2 questions: factoring and inequalities

[Big_Blue824]

Hello
My first question is about inequality factoring.
If you look at the attached picture, you'll notice at step two, which is, "write the nonzero side as one fraction," the denominator of the variable fraction has a changed sign, and the fraction we multiply the -2 by has the same changed sign. Why'd the sign change, whats going on?



My second question is about factoring. So, given the inequality
2x²-x>3, my work is as follows
2x²-x-3>0
Now at this point, I've been told that "In simple cases, find two numbers that multiply together to give AC that when added together, also give B" with regards to the equation Ax²+Bx+C=0
However, when I attempt to use this method here, I end up with the two numbers -3 and 2, when the correctly factored form uses -3 and 1, as
(2x-3)(x+1)>0
Did I perform the method wrong? Is there some special circumstance I'm not aware of which must be true in order to use it? Is it more of a random hit or miss type thing? And in that case, is there another method I should be using instead?
I'm really not a fan of guess and check

Thanks for reading

 

[Big_Blue824]

ALRIGHT, so as to the first question, its just a typo.

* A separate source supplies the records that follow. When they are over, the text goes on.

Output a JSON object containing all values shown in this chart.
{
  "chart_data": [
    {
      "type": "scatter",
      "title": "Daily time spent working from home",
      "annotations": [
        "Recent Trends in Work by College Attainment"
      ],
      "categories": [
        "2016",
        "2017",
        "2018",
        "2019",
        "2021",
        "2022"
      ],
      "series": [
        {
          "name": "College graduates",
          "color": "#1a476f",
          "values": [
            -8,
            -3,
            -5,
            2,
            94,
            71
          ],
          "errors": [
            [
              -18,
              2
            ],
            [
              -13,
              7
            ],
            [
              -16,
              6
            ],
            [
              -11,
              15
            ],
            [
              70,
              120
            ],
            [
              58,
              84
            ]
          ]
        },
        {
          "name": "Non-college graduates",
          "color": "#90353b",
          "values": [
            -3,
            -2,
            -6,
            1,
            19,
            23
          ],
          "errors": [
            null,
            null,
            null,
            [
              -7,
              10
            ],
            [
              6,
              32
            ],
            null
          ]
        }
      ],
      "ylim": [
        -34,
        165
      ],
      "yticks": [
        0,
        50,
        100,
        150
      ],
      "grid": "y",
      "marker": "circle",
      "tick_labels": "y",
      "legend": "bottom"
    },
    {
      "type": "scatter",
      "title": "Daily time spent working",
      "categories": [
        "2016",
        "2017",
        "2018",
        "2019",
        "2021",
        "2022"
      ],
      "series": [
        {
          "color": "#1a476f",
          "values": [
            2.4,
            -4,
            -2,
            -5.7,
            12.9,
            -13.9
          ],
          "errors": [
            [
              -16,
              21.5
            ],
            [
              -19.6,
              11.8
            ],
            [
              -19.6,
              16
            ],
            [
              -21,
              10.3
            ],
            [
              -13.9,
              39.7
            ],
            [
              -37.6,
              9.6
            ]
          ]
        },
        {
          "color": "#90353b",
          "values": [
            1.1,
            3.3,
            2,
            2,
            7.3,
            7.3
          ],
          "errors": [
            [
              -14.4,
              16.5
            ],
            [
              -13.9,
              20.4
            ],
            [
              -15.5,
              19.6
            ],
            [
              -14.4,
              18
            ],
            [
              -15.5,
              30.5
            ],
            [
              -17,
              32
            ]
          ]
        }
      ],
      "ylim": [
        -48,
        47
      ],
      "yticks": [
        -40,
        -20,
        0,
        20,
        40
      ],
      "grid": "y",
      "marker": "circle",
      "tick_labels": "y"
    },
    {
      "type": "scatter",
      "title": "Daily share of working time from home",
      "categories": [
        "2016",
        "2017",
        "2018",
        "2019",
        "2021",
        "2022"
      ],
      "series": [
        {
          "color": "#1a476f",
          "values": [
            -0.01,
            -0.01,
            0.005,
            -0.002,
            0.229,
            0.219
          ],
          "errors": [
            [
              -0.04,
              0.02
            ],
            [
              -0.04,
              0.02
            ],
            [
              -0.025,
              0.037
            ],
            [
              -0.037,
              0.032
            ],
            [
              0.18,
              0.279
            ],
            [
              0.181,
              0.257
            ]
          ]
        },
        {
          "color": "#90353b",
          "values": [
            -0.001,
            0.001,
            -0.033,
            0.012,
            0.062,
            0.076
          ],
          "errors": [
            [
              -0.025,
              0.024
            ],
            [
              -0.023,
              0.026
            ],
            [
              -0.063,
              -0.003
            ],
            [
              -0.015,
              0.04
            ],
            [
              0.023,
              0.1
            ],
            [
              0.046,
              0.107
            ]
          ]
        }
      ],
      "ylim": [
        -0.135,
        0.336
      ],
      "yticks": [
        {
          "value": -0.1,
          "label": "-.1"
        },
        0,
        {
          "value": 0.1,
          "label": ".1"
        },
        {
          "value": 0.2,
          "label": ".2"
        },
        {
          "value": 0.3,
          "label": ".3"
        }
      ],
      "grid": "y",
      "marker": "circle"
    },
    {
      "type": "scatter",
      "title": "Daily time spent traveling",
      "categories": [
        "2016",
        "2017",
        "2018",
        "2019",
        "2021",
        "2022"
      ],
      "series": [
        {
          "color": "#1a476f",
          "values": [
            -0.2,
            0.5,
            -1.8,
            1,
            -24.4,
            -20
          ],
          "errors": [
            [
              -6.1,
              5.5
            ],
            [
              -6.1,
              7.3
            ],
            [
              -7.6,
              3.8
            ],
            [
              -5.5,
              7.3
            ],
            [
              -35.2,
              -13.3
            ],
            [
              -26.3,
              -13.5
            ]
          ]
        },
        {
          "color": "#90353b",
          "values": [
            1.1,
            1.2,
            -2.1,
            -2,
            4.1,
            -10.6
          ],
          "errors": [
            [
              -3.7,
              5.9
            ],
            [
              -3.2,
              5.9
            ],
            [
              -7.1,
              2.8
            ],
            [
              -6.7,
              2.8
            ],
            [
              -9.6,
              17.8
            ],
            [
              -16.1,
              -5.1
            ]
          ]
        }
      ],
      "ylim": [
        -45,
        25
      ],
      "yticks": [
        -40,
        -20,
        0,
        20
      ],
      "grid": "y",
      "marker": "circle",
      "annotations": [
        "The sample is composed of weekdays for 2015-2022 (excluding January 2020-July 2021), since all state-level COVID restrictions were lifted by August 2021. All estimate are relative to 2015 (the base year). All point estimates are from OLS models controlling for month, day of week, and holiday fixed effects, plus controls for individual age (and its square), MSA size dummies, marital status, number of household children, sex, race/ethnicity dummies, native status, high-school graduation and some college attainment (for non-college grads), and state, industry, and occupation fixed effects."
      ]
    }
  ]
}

Still curious about the second one though

 

[OmarMohamedKhallaf]

For the first question I think the problem is that [MATH]\frac{x-4}{x-5}[/MATH] is a typo and it must be [MATH]\frac{x-4}{x+5}[/MATH].
For the second question: Factoring Quadratics

 

[Dr.Peterson]

Yes, the first is clearly a typo, and you should take the problem as being [MATH]\frac{x-4}{x+5} > 2[/MATH].

As for the AC method of factoring, you have to split the middle term using your two numbers and factor by grouping: 2x² - 3x + 2x - 3. You can't just write the two factors immediately.

 

[Deleted member 4993]

For the first question I think the problem is that [MATH]\frac{x-4}{x-5}[/MATH] is a typo and it must be [MATH]\frac{x-4}{x+5}[/MATH].
For the second question: Factoring Quadratics

If the original problem was:

\(\displaystyle \frac{x-4}{x-5} > 2\)

Then you should continue to have (x-5) in the denominator. The typo happens on the line designated step 2

 

[OmarMohamedKhallaf]

If the original problem was:

\(\displaystyle \frac{x-4}{x-5} > 2\)

Then you should continue to have (x-5) in the denominator. The typo happens on the line designated step 2

I tried both:
[MATH]\frac{x-4}{x-5}-2>0 \implies \frac{-x+6}{x-5}>0[/MATH]and
[MATH]\frac{x-4}{x+5}-2>0 \implies \frac{-x-14}{x+5}[/MATH]It seems that the book meant the second one.

 

[Big_Blue824]

It was a typo

Thanks very much for all the replies!

 

[Steven G]

So what is your answer?

 

[OmarMohamedKhallaf]

Me?
I really wanted to see the rest of the answer that was in the book because I was stuck at this point [MATH]\frac{-x-14}{x+5}[/MATH], so I did some researching and here is what I found.
[MATH]\\ \because\frac{-x-14}{x+5}=\frac{-(x+14)}{x+5}>0 \\ \therefore\frac{x+14}{x+5} < 0 \\ \because\text{The result must be less than 0} \\ \therefore\text{the numerator is positive and the denominator is negative or vice versa} \\ \therefore x+14>0 \text{ and } x+5<0 \iff x>-14 \text{ and } x<-5 \\ \text{ or} \\ x+14<0 \text{ and } x+5>0 \iff x<-14 \text{ and } x>-5 \text{ (rejected)} \\ \therefore x\in\left]-14,-5\right[ [/MATH]